Using an antique firetruck, they slip through a government checkpoint but find the road filled with obstacles that greatly slow their progress. Jakob catches up to them in his snowplow and tries to kill Harper, but Sarah's spirit emerges from a bucket of smoldering coals that John has brought from his furnace; she kills Jakob and says goodbye to Allie and Nick before dissipating. The firetruck falls off a collapsed bridge, severely injuring John, and the others build a travois to carry him as they continue on foot.

They reach Machias and board a ferry to the island, but a crewman tells Harper during the trip that the refuge no longer exists. Those who come looking for it are given sedative-laced food, then pushed overboard to drown once they fall unconscious. John fights back but is wounded by gunfire; as the others jump overboard to safety, he becomes a phoenix and destroys the boat. He flies away, but another camp escapee later arrives in a boat of his own to pick up the group, having followed their progress via radio. Harper gives birth to her baby, a daughter she names Ashley, and the group set sail across the Atlantic Ocean to seek out a rumored refuge on an island off the coast of Ireland.

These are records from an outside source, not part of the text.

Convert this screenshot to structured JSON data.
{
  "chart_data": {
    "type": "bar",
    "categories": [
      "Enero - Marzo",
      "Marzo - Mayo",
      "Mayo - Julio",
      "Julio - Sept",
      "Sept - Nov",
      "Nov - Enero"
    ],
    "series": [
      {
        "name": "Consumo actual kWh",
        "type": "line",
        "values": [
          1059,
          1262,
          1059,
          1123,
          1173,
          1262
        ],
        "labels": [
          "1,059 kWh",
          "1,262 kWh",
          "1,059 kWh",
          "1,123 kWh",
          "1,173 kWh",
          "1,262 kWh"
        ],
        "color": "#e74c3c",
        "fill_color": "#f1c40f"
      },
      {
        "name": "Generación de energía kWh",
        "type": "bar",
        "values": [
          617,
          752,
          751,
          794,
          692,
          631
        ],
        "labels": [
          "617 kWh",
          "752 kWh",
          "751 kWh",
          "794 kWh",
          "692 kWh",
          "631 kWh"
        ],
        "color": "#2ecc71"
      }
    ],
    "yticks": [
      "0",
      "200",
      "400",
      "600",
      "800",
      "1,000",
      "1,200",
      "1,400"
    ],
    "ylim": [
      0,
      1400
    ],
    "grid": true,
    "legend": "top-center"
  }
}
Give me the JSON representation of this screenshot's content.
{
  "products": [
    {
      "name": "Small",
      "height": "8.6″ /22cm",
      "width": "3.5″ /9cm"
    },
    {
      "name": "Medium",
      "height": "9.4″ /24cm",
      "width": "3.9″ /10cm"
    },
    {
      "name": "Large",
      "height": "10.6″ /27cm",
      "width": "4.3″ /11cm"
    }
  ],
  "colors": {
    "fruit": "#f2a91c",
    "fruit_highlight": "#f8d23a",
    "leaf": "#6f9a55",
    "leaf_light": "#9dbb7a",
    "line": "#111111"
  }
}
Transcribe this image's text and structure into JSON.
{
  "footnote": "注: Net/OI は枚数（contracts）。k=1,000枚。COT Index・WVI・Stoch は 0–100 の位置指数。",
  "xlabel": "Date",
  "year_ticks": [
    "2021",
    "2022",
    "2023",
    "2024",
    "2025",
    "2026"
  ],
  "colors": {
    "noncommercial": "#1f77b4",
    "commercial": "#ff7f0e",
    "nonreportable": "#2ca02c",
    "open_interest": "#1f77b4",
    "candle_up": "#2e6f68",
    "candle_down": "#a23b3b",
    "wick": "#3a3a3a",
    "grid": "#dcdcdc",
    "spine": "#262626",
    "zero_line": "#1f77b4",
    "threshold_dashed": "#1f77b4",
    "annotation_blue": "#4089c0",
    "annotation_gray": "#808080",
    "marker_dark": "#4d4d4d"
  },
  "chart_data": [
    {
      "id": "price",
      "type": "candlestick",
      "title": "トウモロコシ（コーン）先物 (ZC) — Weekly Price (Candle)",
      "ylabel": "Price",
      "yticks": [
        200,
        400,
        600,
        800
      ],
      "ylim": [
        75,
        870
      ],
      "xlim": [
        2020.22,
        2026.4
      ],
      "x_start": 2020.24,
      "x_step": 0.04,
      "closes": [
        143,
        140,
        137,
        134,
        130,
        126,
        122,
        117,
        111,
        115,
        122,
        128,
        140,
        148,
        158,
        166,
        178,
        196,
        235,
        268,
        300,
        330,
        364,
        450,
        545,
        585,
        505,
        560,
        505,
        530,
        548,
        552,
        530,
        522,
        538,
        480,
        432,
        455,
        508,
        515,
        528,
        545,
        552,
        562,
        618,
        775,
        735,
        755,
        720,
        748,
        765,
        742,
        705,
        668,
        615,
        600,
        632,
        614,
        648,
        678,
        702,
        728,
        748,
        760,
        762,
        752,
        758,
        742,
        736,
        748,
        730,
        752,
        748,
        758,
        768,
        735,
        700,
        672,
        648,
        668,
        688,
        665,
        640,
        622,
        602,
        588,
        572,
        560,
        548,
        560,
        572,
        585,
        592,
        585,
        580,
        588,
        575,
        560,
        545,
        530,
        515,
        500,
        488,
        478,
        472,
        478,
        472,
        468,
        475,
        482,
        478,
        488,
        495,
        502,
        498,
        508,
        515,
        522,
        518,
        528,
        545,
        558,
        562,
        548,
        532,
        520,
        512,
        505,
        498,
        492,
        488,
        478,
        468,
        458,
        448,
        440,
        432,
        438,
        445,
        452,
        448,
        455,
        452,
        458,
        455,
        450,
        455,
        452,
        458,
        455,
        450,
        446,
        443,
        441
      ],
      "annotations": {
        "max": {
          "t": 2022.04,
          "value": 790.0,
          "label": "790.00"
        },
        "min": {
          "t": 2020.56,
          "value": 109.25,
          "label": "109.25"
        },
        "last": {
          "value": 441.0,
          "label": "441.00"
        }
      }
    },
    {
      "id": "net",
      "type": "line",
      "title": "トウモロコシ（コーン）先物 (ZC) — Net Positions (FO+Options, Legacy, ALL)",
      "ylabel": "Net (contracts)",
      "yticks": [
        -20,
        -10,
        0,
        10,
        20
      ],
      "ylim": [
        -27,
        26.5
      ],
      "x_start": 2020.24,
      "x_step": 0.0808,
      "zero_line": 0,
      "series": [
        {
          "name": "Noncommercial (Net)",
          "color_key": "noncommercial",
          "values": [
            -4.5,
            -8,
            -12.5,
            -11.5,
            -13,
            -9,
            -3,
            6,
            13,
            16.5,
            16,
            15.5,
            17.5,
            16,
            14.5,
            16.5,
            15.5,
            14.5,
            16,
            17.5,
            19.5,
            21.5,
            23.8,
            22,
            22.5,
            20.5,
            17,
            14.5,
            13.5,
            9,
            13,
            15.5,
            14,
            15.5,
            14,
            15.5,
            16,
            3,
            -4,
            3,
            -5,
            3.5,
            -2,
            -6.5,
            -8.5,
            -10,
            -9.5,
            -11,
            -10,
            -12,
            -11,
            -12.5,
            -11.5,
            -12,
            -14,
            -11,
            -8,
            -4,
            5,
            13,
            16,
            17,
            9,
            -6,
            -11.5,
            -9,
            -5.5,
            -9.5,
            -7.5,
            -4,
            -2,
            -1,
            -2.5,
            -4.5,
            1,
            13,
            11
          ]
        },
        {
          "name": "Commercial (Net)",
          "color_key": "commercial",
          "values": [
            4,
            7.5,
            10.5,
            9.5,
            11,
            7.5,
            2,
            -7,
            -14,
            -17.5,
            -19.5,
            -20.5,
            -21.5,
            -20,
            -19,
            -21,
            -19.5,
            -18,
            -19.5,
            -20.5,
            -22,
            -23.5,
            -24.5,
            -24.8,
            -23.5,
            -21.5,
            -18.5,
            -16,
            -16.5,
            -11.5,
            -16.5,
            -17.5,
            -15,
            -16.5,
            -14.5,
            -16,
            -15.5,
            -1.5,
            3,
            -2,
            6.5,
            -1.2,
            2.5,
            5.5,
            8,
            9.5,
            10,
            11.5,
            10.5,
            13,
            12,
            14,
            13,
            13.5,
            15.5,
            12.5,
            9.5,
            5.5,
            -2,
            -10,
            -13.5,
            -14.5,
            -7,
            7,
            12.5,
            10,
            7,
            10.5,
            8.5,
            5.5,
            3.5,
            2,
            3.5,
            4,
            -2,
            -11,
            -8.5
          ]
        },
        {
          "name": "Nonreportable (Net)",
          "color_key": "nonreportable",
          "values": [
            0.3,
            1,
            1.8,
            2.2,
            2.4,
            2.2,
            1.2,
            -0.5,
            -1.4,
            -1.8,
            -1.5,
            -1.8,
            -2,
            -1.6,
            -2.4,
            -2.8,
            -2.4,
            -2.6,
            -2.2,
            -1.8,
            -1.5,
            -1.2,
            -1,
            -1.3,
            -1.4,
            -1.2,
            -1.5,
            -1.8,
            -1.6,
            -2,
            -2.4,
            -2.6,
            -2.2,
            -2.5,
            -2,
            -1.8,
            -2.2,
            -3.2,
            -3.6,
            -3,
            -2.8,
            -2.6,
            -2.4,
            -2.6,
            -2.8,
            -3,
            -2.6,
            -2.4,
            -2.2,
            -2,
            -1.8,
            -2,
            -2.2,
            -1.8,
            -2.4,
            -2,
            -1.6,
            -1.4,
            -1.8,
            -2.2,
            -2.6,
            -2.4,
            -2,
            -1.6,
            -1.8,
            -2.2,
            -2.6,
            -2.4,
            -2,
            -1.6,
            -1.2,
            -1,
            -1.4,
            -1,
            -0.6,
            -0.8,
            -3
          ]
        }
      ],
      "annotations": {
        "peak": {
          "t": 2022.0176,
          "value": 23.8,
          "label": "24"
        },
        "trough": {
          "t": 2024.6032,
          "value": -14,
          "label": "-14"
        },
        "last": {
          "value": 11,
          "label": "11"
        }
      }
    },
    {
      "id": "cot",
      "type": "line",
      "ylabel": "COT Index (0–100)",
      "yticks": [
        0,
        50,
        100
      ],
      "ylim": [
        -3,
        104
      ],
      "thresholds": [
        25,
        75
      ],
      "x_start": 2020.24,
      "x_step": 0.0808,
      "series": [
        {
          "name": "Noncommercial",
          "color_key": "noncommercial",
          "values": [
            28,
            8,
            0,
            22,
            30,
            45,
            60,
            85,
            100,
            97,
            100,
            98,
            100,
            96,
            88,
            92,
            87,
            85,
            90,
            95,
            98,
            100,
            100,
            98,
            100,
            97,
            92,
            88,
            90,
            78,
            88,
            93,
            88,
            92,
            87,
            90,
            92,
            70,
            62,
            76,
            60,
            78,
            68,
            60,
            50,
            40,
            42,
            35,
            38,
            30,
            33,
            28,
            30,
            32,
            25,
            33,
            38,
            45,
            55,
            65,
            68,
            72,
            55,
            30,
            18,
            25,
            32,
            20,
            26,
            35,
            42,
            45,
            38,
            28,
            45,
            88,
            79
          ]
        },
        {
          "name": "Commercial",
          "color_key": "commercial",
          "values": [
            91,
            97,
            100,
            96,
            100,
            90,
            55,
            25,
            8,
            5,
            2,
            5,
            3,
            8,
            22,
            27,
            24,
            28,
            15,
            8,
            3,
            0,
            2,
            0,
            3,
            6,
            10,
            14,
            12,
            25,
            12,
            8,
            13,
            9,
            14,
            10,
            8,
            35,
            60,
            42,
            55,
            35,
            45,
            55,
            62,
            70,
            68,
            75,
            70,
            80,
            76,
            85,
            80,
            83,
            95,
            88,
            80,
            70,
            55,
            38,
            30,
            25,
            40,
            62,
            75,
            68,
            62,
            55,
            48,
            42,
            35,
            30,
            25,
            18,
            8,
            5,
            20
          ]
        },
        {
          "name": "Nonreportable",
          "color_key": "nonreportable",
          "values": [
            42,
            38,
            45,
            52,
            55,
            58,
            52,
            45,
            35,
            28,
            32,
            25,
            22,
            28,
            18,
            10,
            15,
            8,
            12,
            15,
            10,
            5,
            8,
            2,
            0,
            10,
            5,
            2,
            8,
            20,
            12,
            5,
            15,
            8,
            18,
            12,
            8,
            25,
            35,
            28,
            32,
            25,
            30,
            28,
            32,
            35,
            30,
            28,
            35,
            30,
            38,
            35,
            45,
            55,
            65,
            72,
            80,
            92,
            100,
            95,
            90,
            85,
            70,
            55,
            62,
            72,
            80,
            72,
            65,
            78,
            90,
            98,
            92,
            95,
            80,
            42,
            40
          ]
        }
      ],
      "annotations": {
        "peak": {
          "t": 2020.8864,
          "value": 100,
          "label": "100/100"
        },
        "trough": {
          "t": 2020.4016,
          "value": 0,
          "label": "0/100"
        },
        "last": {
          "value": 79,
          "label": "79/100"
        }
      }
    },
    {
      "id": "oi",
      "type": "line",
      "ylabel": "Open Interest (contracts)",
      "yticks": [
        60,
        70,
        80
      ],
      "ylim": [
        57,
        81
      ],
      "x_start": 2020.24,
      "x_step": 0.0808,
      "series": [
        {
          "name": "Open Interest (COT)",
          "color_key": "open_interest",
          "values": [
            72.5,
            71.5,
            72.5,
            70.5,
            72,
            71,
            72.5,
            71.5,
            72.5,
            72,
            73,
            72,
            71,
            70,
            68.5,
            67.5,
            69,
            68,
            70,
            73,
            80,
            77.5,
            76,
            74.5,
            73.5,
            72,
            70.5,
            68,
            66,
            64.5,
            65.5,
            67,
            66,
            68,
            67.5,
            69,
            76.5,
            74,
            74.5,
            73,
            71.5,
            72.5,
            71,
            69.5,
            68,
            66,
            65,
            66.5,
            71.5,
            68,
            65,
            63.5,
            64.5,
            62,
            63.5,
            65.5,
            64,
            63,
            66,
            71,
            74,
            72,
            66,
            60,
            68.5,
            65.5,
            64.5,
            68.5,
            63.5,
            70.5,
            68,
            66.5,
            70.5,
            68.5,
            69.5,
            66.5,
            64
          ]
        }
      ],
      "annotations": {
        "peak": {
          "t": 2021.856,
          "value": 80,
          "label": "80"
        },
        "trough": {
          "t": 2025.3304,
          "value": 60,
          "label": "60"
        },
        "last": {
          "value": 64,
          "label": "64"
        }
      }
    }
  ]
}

A short epilogue hidden in the book's credits section reveals that the boat arrives at an unspecified safe haven, with a phoenix propelling it by generating wind for its sails.

==Adaptations==
On January 8, 2016, 20th Century Fox and Temple Hill Entertainment were set to produce the film adaptation with Louis Leterrier attached to direct. On February 10, 2022, Walden Media was set to produce the television adaptation with Hill attached as an executive producer.